Piyasamızda her geçen gün şartlar zorlaşıyor, zamlar konuşuluyor, kitabevleri, okur, en çok da yayıncılar sorguluyor bunu! Rakamların konuşulduğu bu dönemde yayıncıların büyük küçük ayırt edilmeden dinlenmesi gerek. Çözüm mü? Tabii ki de tecrübesine inandığımız kurum ve kişilerde! Piyasayı okuyanları dinlemek, ortak hareket etmek çok önemli, yoksa gidişatın bize bedeli büyük olacak.
Eskiden piyasa sohbetlerimizde okuru konuşurken şu an zamları ve etkilerini konuşuyoruz. Kim ne yaptı, rakamlar neler, çözüm ne, kitabevleri ne durumda? Her sohbette elimden geldiğince “enseyi karartmayalım” diyorum.

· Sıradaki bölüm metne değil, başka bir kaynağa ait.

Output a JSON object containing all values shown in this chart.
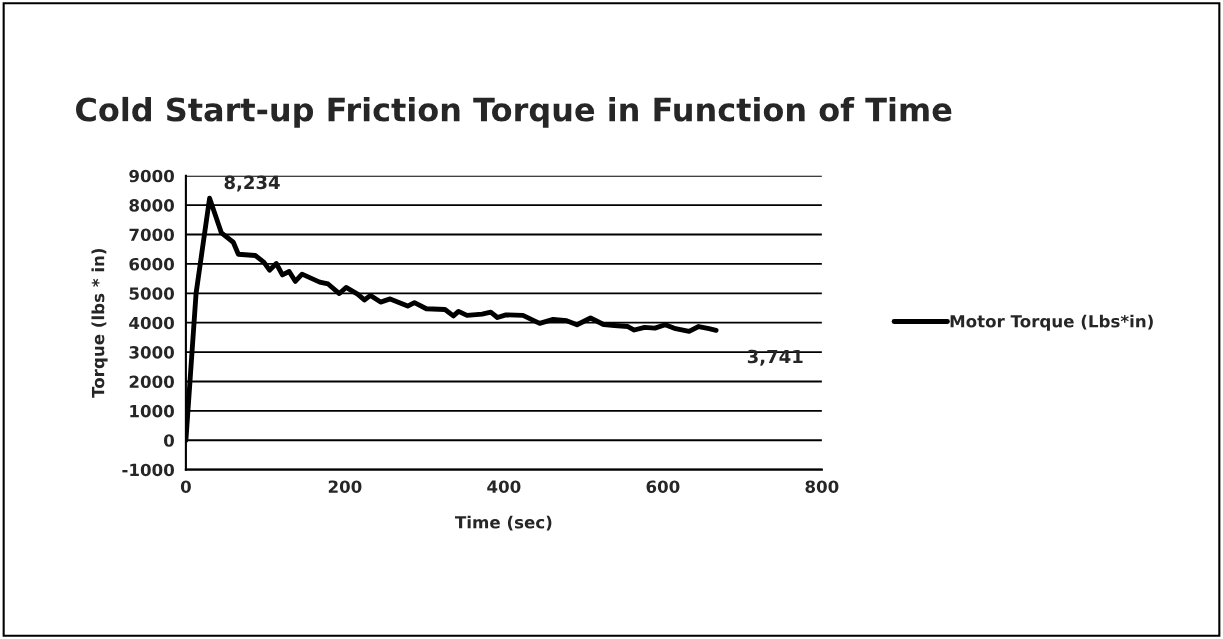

Nihayetinde biz okura ulaşmaya devam edeceğiz, okumaya devam etmesi gereken bir nesil var ve biz onlara doğru kitaplarla ulaşmalıyız. Bu yolda da eğitimcilerden ve ebeveynlerden destek almalıyız ve okumayı destekleyen herkesten…
Diğer dosya konuları için tıklayın.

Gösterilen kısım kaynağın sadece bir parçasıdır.